As Hannibal drove the car away from the storage facility Amy said, “Hannibal, Murdock does have a point. I don’t really look like any of those girls. I mean you saw the pictures.”
“I saw their headshots, yeah, with their perfect makeup and hair and clothes. Fact is, Amy, that any half-way pretty girl can look like a goddess after a day in the hands of the specialists in this town.” He grinned. “So you’ve got a head start.”
“Hannibal!” She blushed and shook her head. “I thought Face was the flirt on this team?”
“Who do you think taught him what he knows?”

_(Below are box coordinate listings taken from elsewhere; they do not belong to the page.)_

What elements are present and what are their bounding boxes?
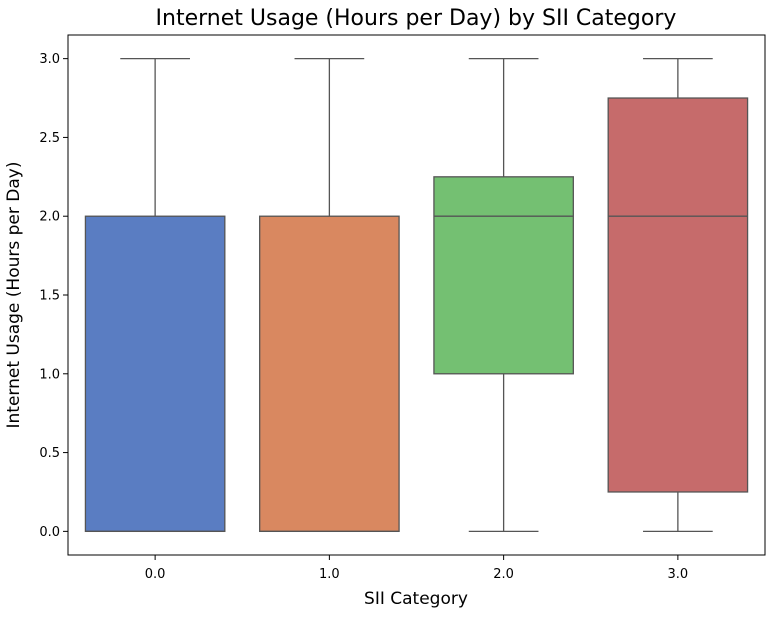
y-axis-label: Internet Usage (Hours per Day) [4,162,24,429]
x-axis-label: SII Category [364,589,468,609]
y-tick-label: 1.5 [39,289,60,304]
x-tick-label: 2.0 [493,567,514,582]
box-0.0 [84,57,226,533]
chart-title: Internet Usage (Hours per Day) by SII Ca… [156,6,677,31]
iqr-box [84,215,226,533]
y-tick-label: 0.5 [39,446,60,461]
x-tick-label: 1.0 [319,567,340,582]
box-1.0 [259,57,400,533]
x-tick-label: 3.0 [668,567,689,582]
iqr-box [607,97,749,493]
iqr-box [433,176,574,375]
box-3.0 [607,57,749,533]
y-tick-label: 1.0 [39,367,60,382]
x-axis: 0.0 1.0 2.0 3.0 [145,555,688,582]
box-2.0 [433,57,574,533]
iqr-box [259,215,400,533]
y-tick-label: 0.0 [39,525,60,540]
x-tick-label: 0.0 [145,567,166,582]
y-tick-label: 2.0 [39,210,60,225]
y-tick-label: 3.0 [39,52,60,67]
y-axis: 0.0 0.5 1.0 1.5 2.0 2.5 3.0 [39,52,68,540]
boxes-group [84,57,749,533]
y-tick-label: 2.5 [39,131,60,146]
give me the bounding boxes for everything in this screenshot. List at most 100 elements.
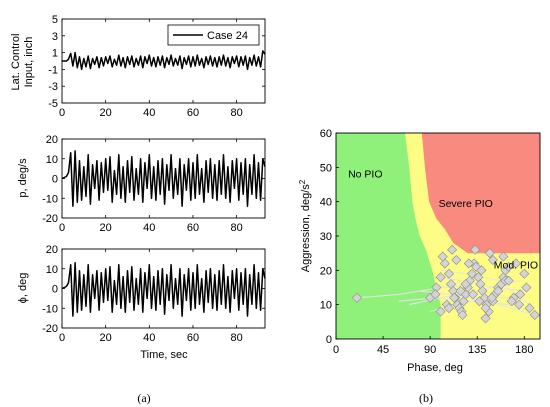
bank-angle-xtick-label: 80 <box>230 332 242 344</box>
pio-x-ticks: 0 45 90 135 180 <box>333 336 533 356</box>
data-point <box>435 306 446 317</box>
pio-ytick-label: 30 <box>320 231 332 243</box>
roll-rate-ytick-label: 0 <box>52 174 58 186</box>
lat-control-ytick-label: -5 <box>48 98 58 110</box>
roll-rate-ytick-label: 10 <box>46 154 58 166</box>
data-point <box>515 289 526 300</box>
data-point <box>514 299 525 310</box>
data-point <box>487 255 498 266</box>
pio-xtick-label: 135 <box>468 344 486 356</box>
data-point <box>476 265 487 276</box>
bank-angle-series-line-0 <box>61 262 266 317</box>
pio-ytick-label: 10 <box>320 300 332 312</box>
data-point <box>480 313 491 324</box>
lat-control-ytick-label: 3 <box>52 31 58 43</box>
data-point <box>486 292 497 303</box>
aggression-ylabel: Aggression, deg/s2 <box>298 179 312 272</box>
lat-control-ytick-label: -3 <box>48 81 58 93</box>
phase-xlabel: Phase, deg <box>407 362 463 374</box>
data-point <box>447 244 458 255</box>
lat-control-xtick-label: 80 <box>230 107 242 119</box>
data-point <box>460 279 471 290</box>
data-point <box>455 285 466 296</box>
data-point <box>471 261 482 272</box>
data-point <box>437 251 448 262</box>
roll-rate-plot-area <box>61 138 266 219</box>
lat-control-ytick-label: 5 <box>52 14 58 26</box>
pio-ytick-label: 40 <box>320 197 332 209</box>
lat-control-series-line-0 <box>62 50 266 71</box>
bank-angle-ytick-label: 10 <box>46 264 58 276</box>
roll-rate-xtick-label: 60 <box>187 222 199 234</box>
data-point <box>449 292 460 303</box>
data-point <box>474 296 485 307</box>
bank-angle-ytick-label: 20 <box>46 244 58 256</box>
data-point <box>510 258 521 269</box>
legend: Case 24 <box>167 24 260 46</box>
roll-rate-xtick-label: 80 <box>230 222 242 234</box>
roll-rate-x-ticks: 0 20 40 60 80 <box>59 139 243 234</box>
bank-angle-ylabel: ϕ, deg <box>17 273 29 304</box>
region-label-severe-pio: Severe PIO <box>439 198 493 210</box>
pio-ytick-label: 50 <box>320 162 332 174</box>
lat-control-xtick-label: 0 <box>59 107 65 119</box>
lat-control-ylabel-line1: Lat. Control <box>10 34 22 91</box>
data-point <box>503 275 514 286</box>
data-point <box>484 248 495 259</box>
pio-xtick-label: 0 <box>333 344 339 356</box>
pio-xtick-label: 90 <box>424 344 436 356</box>
aggression-ylabel-exponent: 2 <box>298 179 307 184</box>
roll-rate-ytick-label: -20 <box>42 213 58 225</box>
lat-control-frame <box>61 18 266 104</box>
bank-angle-xtick-label: 60 <box>187 332 199 344</box>
lat-control-ytick-label: 1 <box>52 48 58 60</box>
pio-ytick-label: 60 <box>320 128 332 140</box>
lat-control-x-ticks: 0 20 40 60 80 <box>59 19 243 119</box>
bank-angle-y-ticks: 20 10 0 -10 -20 <box>42 244 265 335</box>
lat-control-ylabel-line2: Input, inch <box>23 37 35 88</box>
data-point <box>519 268 530 279</box>
data-point <box>480 303 491 314</box>
bank-angle-xtick-label: 40 <box>143 332 155 344</box>
roll-rate-ytick-label: -10 <box>42 193 58 205</box>
bank-angle-ytick-label: -10 <box>42 303 58 315</box>
roll-rate-ytick-label: 20 <box>46 134 58 146</box>
bank-angle-plot-area <box>61 248 266 329</box>
bank-angle-ytick-label: 0 <box>52 284 58 296</box>
data-points <box>351 244 540 324</box>
legend-box <box>167 24 260 46</box>
roll-rate-xtick-label: 20 <box>100 222 112 234</box>
roll-rate-axes: 20 10 0 -10 -20 0 20 40 60 80 p, deg/s <box>17 134 266 234</box>
caption-a: (a) <box>137 391 150 405</box>
roll-rate-series-line-0 <box>61 150 266 207</box>
data-point <box>351 292 362 303</box>
data-point <box>506 296 517 307</box>
bank-angle-x-ticks: 0 20 40 60 80 <box>59 249 243 344</box>
region-labels: No PIO Mod. PIO Severe PIO <box>348 169 538 272</box>
data-point <box>468 289 479 300</box>
roll-rate-y-ticks: 20 10 0 -10 -20 <box>42 134 265 225</box>
caption-b: (b) <box>419 391 433 405</box>
bank-angle-xtick-label: 20 <box>100 332 112 344</box>
region-label-mod-pio: Mod. PIO <box>494 260 538 272</box>
time-xlabel: Time, sec <box>140 349 188 361</box>
data-point <box>470 244 481 255</box>
bank-angle-ytick-label: -20 <box>42 323 58 335</box>
roll-rate-xtick-label: 0 <box>59 222 65 234</box>
pio-xtick-label: 180 <box>515 344 533 356</box>
pio-ytick-label: 0 <box>326 334 332 346</box>
data-point <box>503 261 514 272</box>
data-point <box>443 303 455 314</box>
region-label-no-pio: No PIO <box>348 169 382 181</box>
data-point <box>464 275 475 286</box>
data-point <box>451 255 462 266</box>
lat-control-xtick-label: 60 <box>187 107 199 119</box>
lat-control-axes: 5 3 1 -1 -3 -5 0 20 40 60 80 Lat. Control Input, … <box>10 14 266 119</box>
aggression-ylabel-text: Aggression, deg/s <box>300 184 312 273</box>
bank-angle-axes: 20 10 0 -10 -20 0 20 40 60 80 ϕ, deg Time, sec <box>17 244 266 361</box>
region-severe-pio <box>421 133 540 254</box>
lat-control-ytick-label: -1 <box>48 64 58 76</box>
data-point <box>430 289 441 300</box>
pio-xtick-label: 45 <box>377 344 389 356</box>
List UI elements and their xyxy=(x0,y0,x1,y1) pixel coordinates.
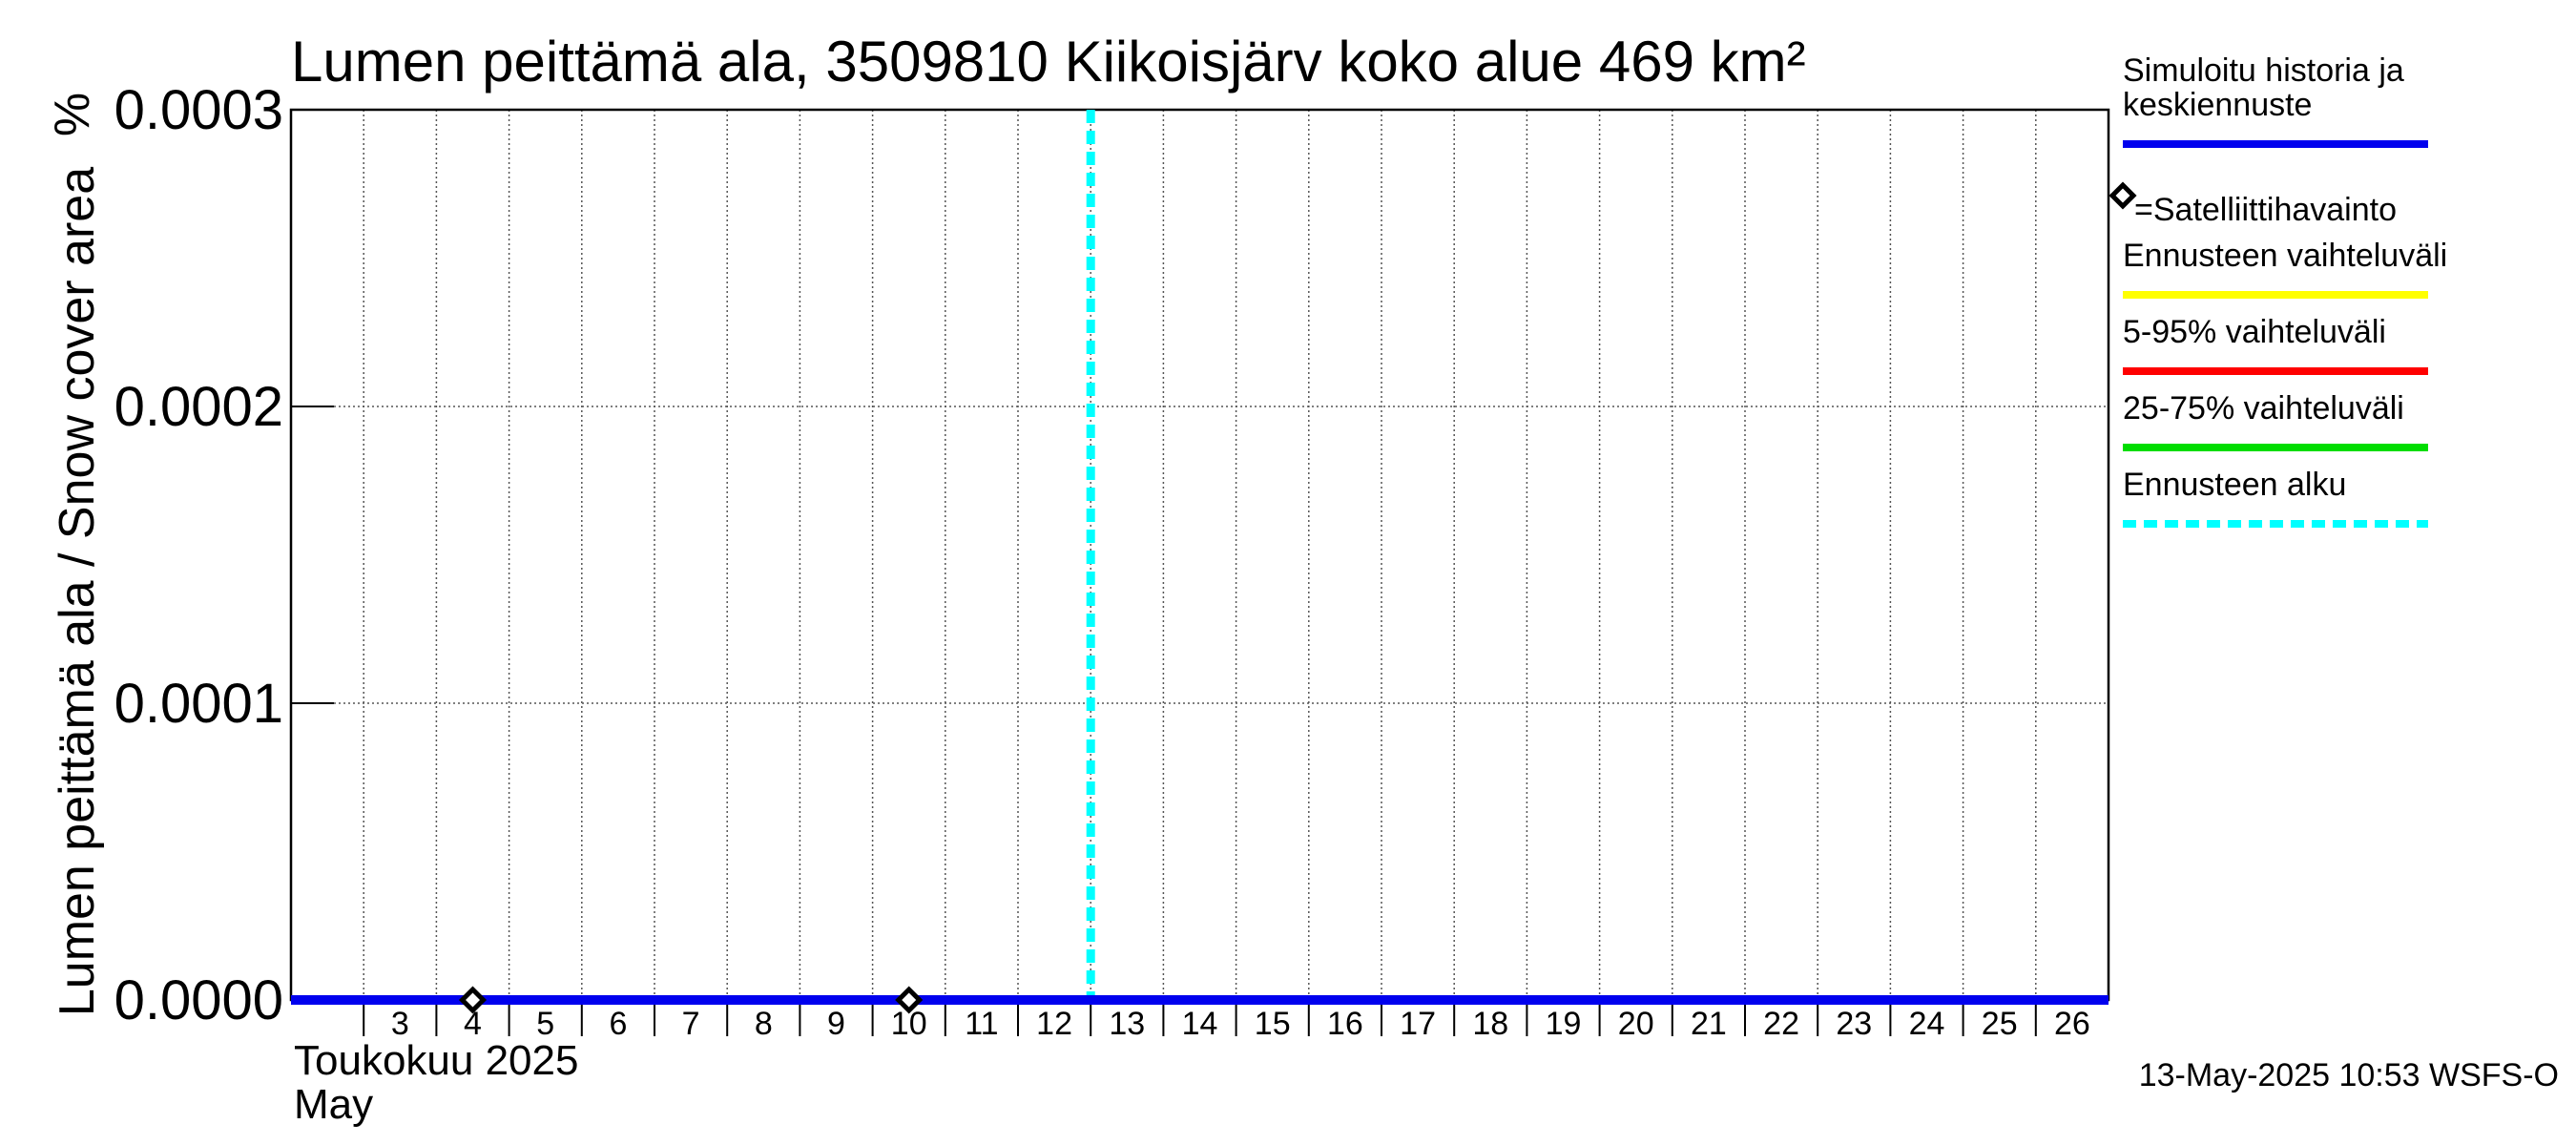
x-tick-label: 26 xyxy=(2054,1006,2090,1042)
x-month-label-fi: Toukokuu 2025 xyxy=(294,1037,578,1084)
x-tick-label: 18 xyxy=(1472,1006,1508,1042)
x-tick-label: 21 xyxy=(1691,1006,1727,1042)
y-tick-labels: 0.0000 0.0001 0.0002 0.0003 xyxy=(114,79,283,1031)
legend-label: Ennusteen vaihteluväli xyxy=(2123,238,2447,274)
x-tick-label: 20 xyxy=(1618,1006,1654,1042)
x-tick-label: 22 xyxy=(1763,1006,1799,1042)
y-axis-unit: % xyxy=(45,93,100,136)
x-tick-label: 25 xyxy=(1982,1006,2018,1042)
x-tick-label: 4 xyxy=(464,1006,482,1042)
grid-lines xyxy=(291,109,2109,1000)
legend-label: 5-95% vaihteluväli xyxy=(2123,314,2386,350)
x-tick-label: 16 xyxy=(1327,1006,1363,1042)
plot-frame xyxy=(289,108,2110,1002)
x-tick-label: 5 xyxy=(536,1006,554,1042)
y-axis-label: Lumen peittämä ala / Snow cover area xyxy=(50,167,105,1016)
x-tick-label: 23 xyxy=(1836,1006,1872,1042)
x-tick-label: 13 xyxy=(1109,1006,1145,1042)
legend-label: keskiennuste xyxy=(2123,87,2312,123)
y-tick-label: 0.0000 xyxy=(114,969,283,1031)
timestamp: 13-May-2025 10:53 WSFS-O xyxy=(2139,1057,2559,1093)
x-month-label-en: May xyxy=(294,1081,373,1128)
y-tick-label: 0.0001 xyxy=(114,673,283,735)
x-tick-label: 3 xyxy=(391,1006,409,1042)
legend-label: Simuloitu historia ja xyxy=(2123,52,2404,89)
satellite-observation-marker xyxy=(458,986,488,1014)
satellite-observation-marker xyxy=(895,986,924,1014)
x-tick-label: 17 xyxy=(1400,1006,1436,1042)
series xyxy=(291,110,2109,1014)
y-tick-label: 0.0003 xyxy=(114,79,283,141)
x-tick-labels: 3 4 5 6 7 8 9 10 11 12 13 14 15 16 17 18 19 20 21 22 23 24 25 2… xyxy=(391,1006,2090,1042)
x-tick-label: 24 xyxy=(1909,1006,1945,1042)
legend-marker-satellite xyxy=(2109,181,2137,210)
x-tick-label: 7 xyxy=(682,1006,700,1042)
x-tick-label: 15 xyxy=(1255,1006,1291,1042)
x-tick-label: 12 xyxy=(1036,1006,1072,1042)
x-tick-label: 11 xyxy=(965,1006,998,1042)
x-tick-label: 9 xyxy=(827,1006,845,1042)
axes xyxy=(289,108,2110,1036)
legend-label: =Satelliittihavainto xyxy=(2134,192,2397,228)
x-tick-label: 14 xyxy=(1182,1006,1218,1042)
x-tick-label: 19 xyxy=(1546,1006,1582,1042)
x-tick-label: 8 xyxy=(755,1006,773,1042)
x-tick-label: 6 xyxy=(609,1006,627,1042)
chart-title: Lumen peittämä ala, 3509810 Kiikoisjärv … xyxy=(291,30,1806,94)
y-tick-label: 0.0002 xyxy=(114,376,283,438)
legend-label: Ennusteen alku xyxy=(2123,467,2346,503)
legend-label: 25-75% vaihteluväli xyxy=(2123,390,2404,427)
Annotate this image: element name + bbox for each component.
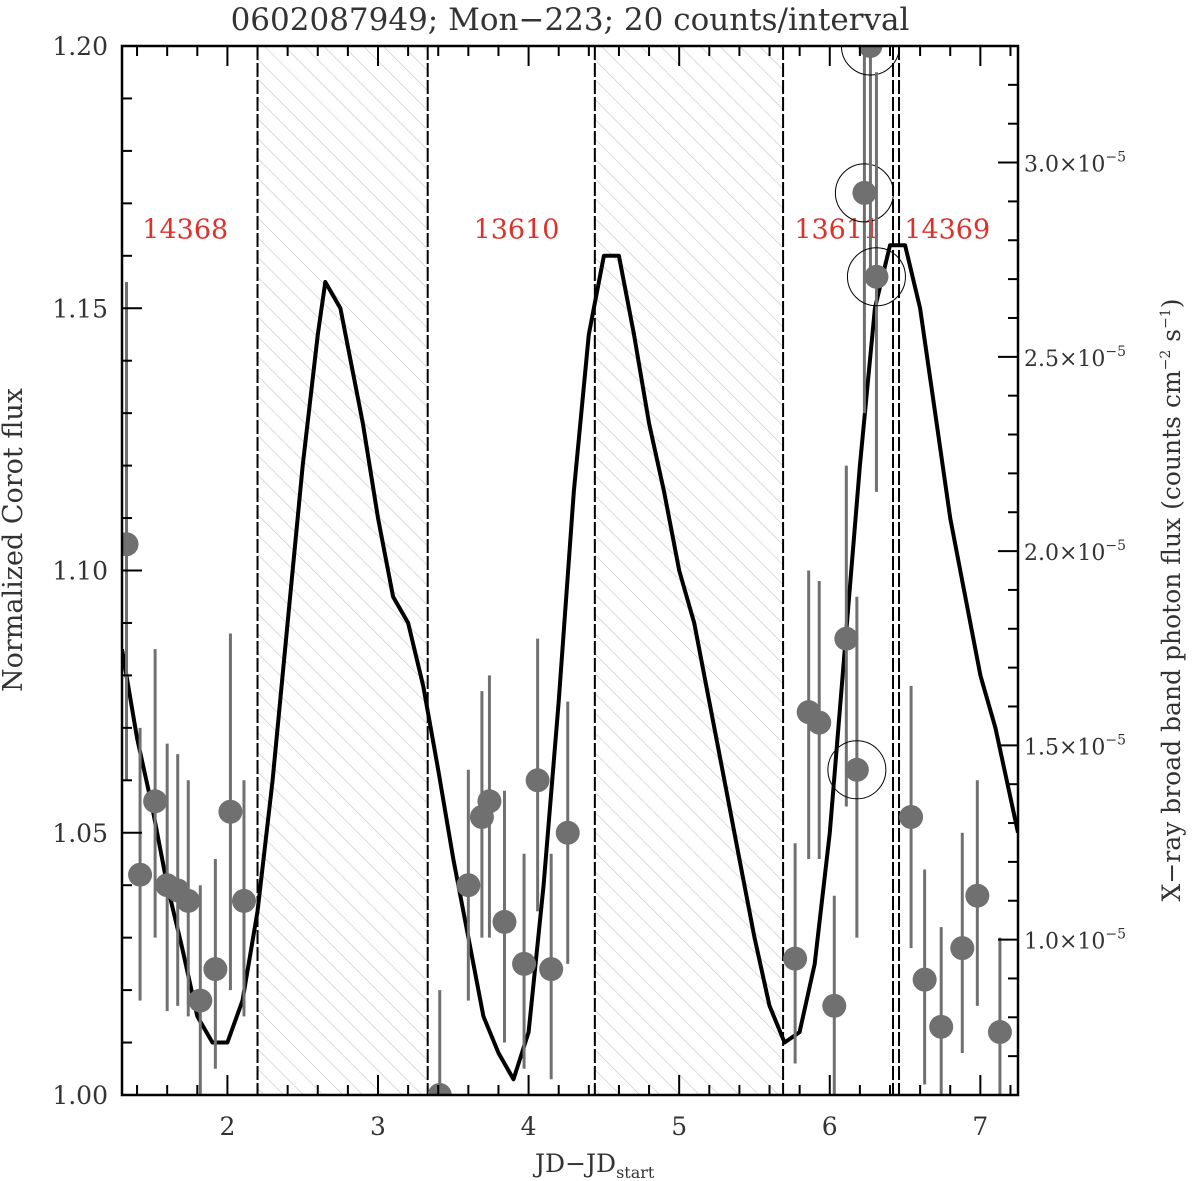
xray-point <box>852 180 877 205</box>
segment-label: 13610 <box>474 215 560 246</box>
y-axis-right-label: X−ray broad band photon flux (counts cm−… <box>1157 299 1186 902</box>
xray-point <box>477 789 502 814</box>
xray-point-highlight-ring <box>834 163 894 223</box>
y-right-tick-label: 1.5×10−5 <box>1024 732 1126 760</box>
corot-curve <box>122 243 1018 1082</box>
x-tick-label: 2 <box>219 1112 235 1141</box>
xray-point <box>783 946 808 971</box>
y-left-tick-label: 1.05 <box>52 819 108 848</box>
corot-flux-line <box>122 243 1018 1082</box>
x-tick-label: 5 <box>671 1112 687 1141</box>
xray-point <box>864 264 889 289</box>
xray-point <box>844 757 869 782</box>
xray-point <box>822 993 847 1018</box>
xray-point <box>122 532 139 557</box>
xray-point <box>834 626 859 651</box>
y-left-tick-label: 1.00 <box>52 1081 108 1110</box>
segment-label: 13611 <box>794 215 880 246</box>
x-axis-label: JD−JDstart <box>532 1149 655 1181</box>
hatched-regions <box>257 46 784 1095</box>
xray-point <box>512 951 537 976</box>
xray-point <box>912 967 937 992</box>
xray-point <box>176 888 201 913</box>
x-tick-label: 7 <box>972 1112 988 1141</box>
separator-lines <box>256 46 901 1095</box>
y-right-axis-ticks: 1.0×10−5 1.5×10−5 2.0×10−5 2.5×10−5 3.0×10−5 <box>998 83 1126 1058</box>
y-right-tick-label: 2.0×10−5 <box>1024 538 1126 566</box>
xray-point <box>987 1020 1012 1045</box>
xray-point <box>950 936 975 961</box>
xray-point <box>128 862 153 887</box>
segment-label: 14368 <box>142 215 228 246</box>
hatched-interval <box>257 46 428 1095</box>
x-tick-label: 4 <box>521 1112 537 1141</box>
xray-point <box>143 789 168 814</box>
y-right-tick-label: 2.5×10−5 <box>1024 344 1126 372</box>
xray-point <box>807 710 832 735</box>
xray-points <box>122 46 1012 1095</box>
xray-point <box>188 988 213 1013</box>
xray-point <box>231 888 256 913</box>
xray-point <box>555 820 580 845</box>
xray-point <box>525 768 550 793</box>
y-right-tick-label: 1.0×10−5 <box>1024 927 1126 955</box>
y-axis-left-label: Normalized Corot flux <box>0 388 29 692</box>
y-left-tick-label: 1.20 <box>52 32 108 61</box>
xray-point <box>218 799 243 824</box>
y-right-tick-label: 3.0×10−5 <box>1024 150 1126 178</box>
x-tick-label: 3 <box>370 1112 386 1141</box>
segment-labels: 14368 13610 13611 14369 <box>142 215 990 246</box>
xray-point-highlight-ring <box>840 46 900 76</box>
xray-point <box>492 909 517 934</box>
y-left-tick-label: 1.10 <box>52 557 108 586</box>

She laughed and felt some of her tension ebb away.
“Murdock’s right about something else,” Hannibal said. “About that different kind of glamour. Those girls were beautiful and glamorous, but in a very, shall we say, obvious, kind of way. You know what I’m talking about don’t you?”
“So that’s what I have to be,” she said, nodding. “Um, all of this is going to cost money. I’m not sure my credit card will stand it.”
“Look in the glove compartment.”
She found an envelope in there and gasped when she opened it to find it stuffed with cash.
“Spend what you need. A dress, shoes. Jewellery, ah, within reason on that. And all the rest, hair, nails, makeup.” He gave her a cheeky grin. “Waxing.”
“Hannibal! I could get out of this car right now, you know!”
He laughed and she did too. And she knew she wouldn’t get out of the car. She had made her choice.